Como Otelo pode ter caído tanto? Sua alegria com Desdêmona quando eles se reuniram em Ciprus não conhecia limites. Essas duas pessoas representam o amor no casamento em seu melhor, erótico e espiritual, ela aumentando a masculinidade dele, ele estimando a beleza e a virtude dela. A negritude e a idade são imagens positivas para ele, apesar das insinuações anteriores ao contrário. De fato, não temos razões para supor que Otelo é o que chamaríamos de “velho,” apesar de suas preocupações sobre estar “descendendo / Nos vales dos anos” e de ter perdido os “efeitos jovens” do desejo sexual; ele parecer ser de meia-idade e vigoroso, tanto que Desdêmona é atraída por ele sexualmente, assim como de outras formas. Ele é um homem de valor público, de comando, de autoconfiança. Desdêmona é a mais doméstica das heroínas trágicas de Shakespeare, mesmo enquanto ela é, também, representativa de muito que é transcendente. Marido e mulher estão felizmente conectados em um dos poucos retratos detalhados de Shakespeare do compromisso sério do casamento. Otelo inicialmente tem a sabedoria para compreender que a atratividade feminina de Desdêmona não deve ser uma ameaça a ele: ele não precisa ser ciumento porque ela é bela, “livre no discurso,” e ama a dança e a música, pois “Onde há virtude, essas são virtuosas.” Nem vê qualquer razão à primeira vista para temer a “revolta” dela simplesmente porque ele é negro e mais velho que sua esposa; “ela tem olhos, e escolheu-me” (3.3.197-203). A autoconfiança de Otelo através do amor que ele percebe em Desdêmona é o mais forte signo de sua felicidade no casamento.
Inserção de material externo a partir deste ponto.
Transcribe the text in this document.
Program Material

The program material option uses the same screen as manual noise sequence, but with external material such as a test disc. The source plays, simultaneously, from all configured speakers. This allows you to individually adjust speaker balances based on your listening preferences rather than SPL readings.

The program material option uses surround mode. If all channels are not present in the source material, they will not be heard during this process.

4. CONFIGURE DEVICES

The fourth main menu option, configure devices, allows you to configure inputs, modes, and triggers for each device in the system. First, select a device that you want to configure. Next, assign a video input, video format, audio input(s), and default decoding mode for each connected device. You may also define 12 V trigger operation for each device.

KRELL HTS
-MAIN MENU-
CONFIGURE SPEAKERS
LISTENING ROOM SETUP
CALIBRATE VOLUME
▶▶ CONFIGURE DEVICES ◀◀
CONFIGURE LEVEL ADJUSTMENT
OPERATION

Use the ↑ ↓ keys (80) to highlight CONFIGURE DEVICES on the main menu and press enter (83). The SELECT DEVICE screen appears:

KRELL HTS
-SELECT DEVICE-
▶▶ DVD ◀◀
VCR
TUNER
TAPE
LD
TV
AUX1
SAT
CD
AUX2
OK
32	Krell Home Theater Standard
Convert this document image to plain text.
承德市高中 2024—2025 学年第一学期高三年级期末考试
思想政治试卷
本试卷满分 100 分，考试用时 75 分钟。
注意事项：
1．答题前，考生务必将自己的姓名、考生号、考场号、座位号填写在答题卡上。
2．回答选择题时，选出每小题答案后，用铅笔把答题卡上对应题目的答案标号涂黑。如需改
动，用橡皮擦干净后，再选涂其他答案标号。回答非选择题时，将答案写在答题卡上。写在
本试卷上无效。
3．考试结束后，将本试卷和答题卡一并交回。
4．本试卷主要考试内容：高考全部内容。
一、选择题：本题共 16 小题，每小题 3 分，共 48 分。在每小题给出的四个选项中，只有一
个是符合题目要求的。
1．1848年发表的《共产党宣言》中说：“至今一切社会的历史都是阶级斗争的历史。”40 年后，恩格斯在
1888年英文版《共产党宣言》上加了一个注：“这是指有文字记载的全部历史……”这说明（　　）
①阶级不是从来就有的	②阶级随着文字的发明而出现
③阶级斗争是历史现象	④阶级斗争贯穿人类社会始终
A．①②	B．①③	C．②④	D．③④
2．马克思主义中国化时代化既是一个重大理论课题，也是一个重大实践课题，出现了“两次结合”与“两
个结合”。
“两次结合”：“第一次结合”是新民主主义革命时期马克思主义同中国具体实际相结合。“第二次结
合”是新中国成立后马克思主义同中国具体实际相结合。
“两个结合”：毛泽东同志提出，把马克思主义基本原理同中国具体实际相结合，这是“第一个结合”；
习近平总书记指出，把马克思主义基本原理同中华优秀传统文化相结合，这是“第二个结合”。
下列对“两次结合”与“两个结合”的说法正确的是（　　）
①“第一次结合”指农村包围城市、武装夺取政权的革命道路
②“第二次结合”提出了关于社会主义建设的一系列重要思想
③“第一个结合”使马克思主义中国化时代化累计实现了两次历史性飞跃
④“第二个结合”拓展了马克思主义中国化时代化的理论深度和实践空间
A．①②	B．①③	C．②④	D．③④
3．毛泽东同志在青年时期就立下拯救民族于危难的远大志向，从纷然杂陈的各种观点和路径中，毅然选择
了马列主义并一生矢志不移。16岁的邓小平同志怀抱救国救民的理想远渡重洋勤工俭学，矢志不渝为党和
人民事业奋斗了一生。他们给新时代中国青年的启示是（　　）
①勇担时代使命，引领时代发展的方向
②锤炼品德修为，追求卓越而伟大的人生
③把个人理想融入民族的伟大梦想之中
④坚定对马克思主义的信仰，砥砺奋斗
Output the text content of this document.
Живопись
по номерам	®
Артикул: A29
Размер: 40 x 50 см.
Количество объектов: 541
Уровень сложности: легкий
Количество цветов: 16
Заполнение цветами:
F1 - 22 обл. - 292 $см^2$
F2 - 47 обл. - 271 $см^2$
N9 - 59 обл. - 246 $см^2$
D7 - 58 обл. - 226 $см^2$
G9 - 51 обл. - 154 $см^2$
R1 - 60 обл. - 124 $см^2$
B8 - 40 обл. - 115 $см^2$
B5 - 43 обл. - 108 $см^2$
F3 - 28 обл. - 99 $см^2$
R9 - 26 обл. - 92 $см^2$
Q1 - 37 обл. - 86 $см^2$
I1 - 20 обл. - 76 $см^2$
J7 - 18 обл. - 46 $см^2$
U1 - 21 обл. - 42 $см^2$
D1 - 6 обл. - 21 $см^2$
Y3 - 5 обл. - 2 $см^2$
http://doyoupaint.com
O que muda então? Olhamos para Iago para um importante insight, mas, em último lugar, a causa deve estar no próprio Otelo. Arthur Kirsch argumentou persuasivamente (em Shakespeare e a Experiência do Amor, 1981) que a mais grave falha de Otelo é uma consideração insuficiente sobre si mesmo. É em parte uma inabilidade de conter os efeitos nele de uma cultura que o considera um forasteiro; ele é finalmente persuadido a ver a si mesmo com os olhos de Veneza, não somente de Iago, mas de Brabâncio (que felizmente entretém Otelo até este ter a presunção de fugir com a filha branca de Brabâncio) e outros. A destruição resultante da autoestima é devastadora. O ciúme de Otelo origina-se da suspeita profunda que os outros não podem amá-lo porque ele não se considera amável.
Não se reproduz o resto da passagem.